Following the news that Australian sim racing rig manufacturer, Trak Racer, would enter the electronics game comes its first-ever wheel base.
The company primarily known for cockpits is now venturing into the wider ecosystem, with functional prototypes for its handbrake, sequential shifter, steering wheels and pedals, plus the debut of a new wheel base.
Two versions of the device are currently planned: 15Nm and 30Nm of peak torque
Initially PC-only, Trak Racer is said to have been testing the motor for over a year and was gathering feedback from visitors of the Maastric-based Sim Formula Europe event ahead of finalising its design. Production is expected towards the end of this year.
We were able to test a very early pre-production version of the 15Nm base, albeit not at its peak torque output, paired with the company’s latest TR160S rig, pedals, sequential shifter and handbrake – all also shown in prototype form at the event, save for the cockpit which is complete and available to purchase now.
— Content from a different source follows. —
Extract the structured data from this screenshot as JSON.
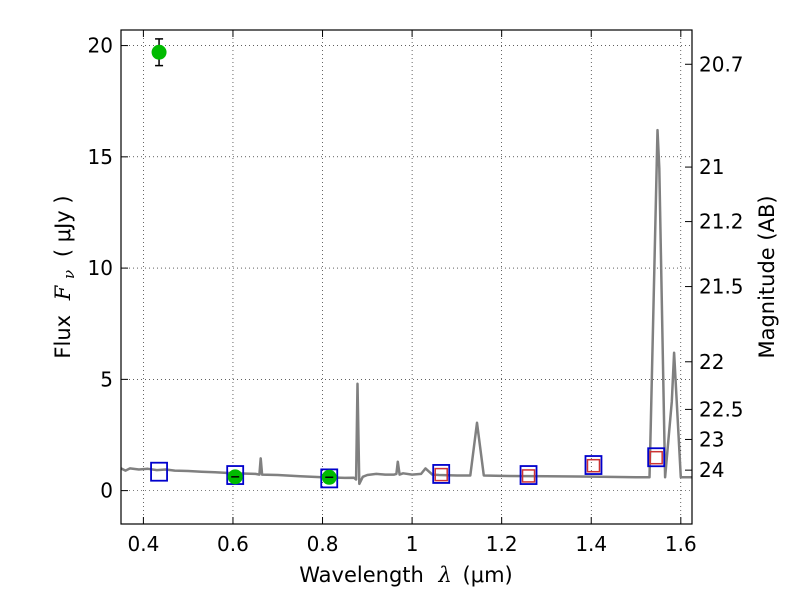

The feedback felt detailed and well-suited to the rally title at this early stage, but any serious judgements must be saved for a much later date. There is potential here for the upstart to challenge the more established wheel base manufacturers.
We tested the device using one of Trak Racer’s steering wheels. Relatively simple GT and rally or drift-style wheels are ready for production, following a first public showing as 3D printed models back in 2022. A formula-style wheel with an LCD display is still in development.
Outside of its own range, the plan is to have a quick-release system with wireless power and communication that supports third-party brands. We expect to find out more later in the year.
Made from what’s claimed to be ‘aviation-grade’ aluminium alloy, the device can be bottom, front or side mounted,
“We’re a manufacturer of hardware and there are multiple options for mounting items,” explained Trak Racer’s Global Business Development Manager Johan Akkerman to OverTake.
“We figured ‘you know what’, we’ll make a wheelbase that mounts on pretty much any other manufacturers’ rigs as well.”
Software To Match The Hardware
Of course, electronic sim racing hardware requires software on a PC to tinker with settings. In another first for the company, Trak Racer Device Manager is just that. While the devices are clearly prototypes, the way you set them up felt extremely advanced, if not final in its on-screen descriptions.
In our demonstration, it seemed logically laid out and you could alter parameters across all the proposed devices.
One example is the LED light control (the wheel base features two exterior strips) which in theory could allow them to showcase engine revs, coloured flags, flash at a low fuel level, when the pit limiter is engaged or even blink if there’s a car on your left or right.
For the upcoming formula-style wheel with an in-built display, the readouts could be customised (or selected from presets) within the software too.
Of course, there will be a detailed array of force feedback settings to play with alongside items such as the range of movement for the handbrake or pedal load volumes.
Near-Complete Sim Racing Ecosystem
Apart from producing its own PCs, consoles and virtual reality headsets, it seems that Trak Racer is aiming to be a ‘one-stop-shop’ for sim racing.
Alongside the aforementioned equipment, it has also started shipping gaming monitors – it offers a 49″ 144HZ DFHD 3840×1080 Super Ultrawide (32:9) and a 34″ Ultrawide UWQHD 165HZ 1MS QLED 3440X1440 (21:9) – check your graphics card for compatibility. It even has a wireless headset with a microphone available.
What we can say at this stage is that Trak Racer is not short of ambition as we expect further updates and pricing throughout the year.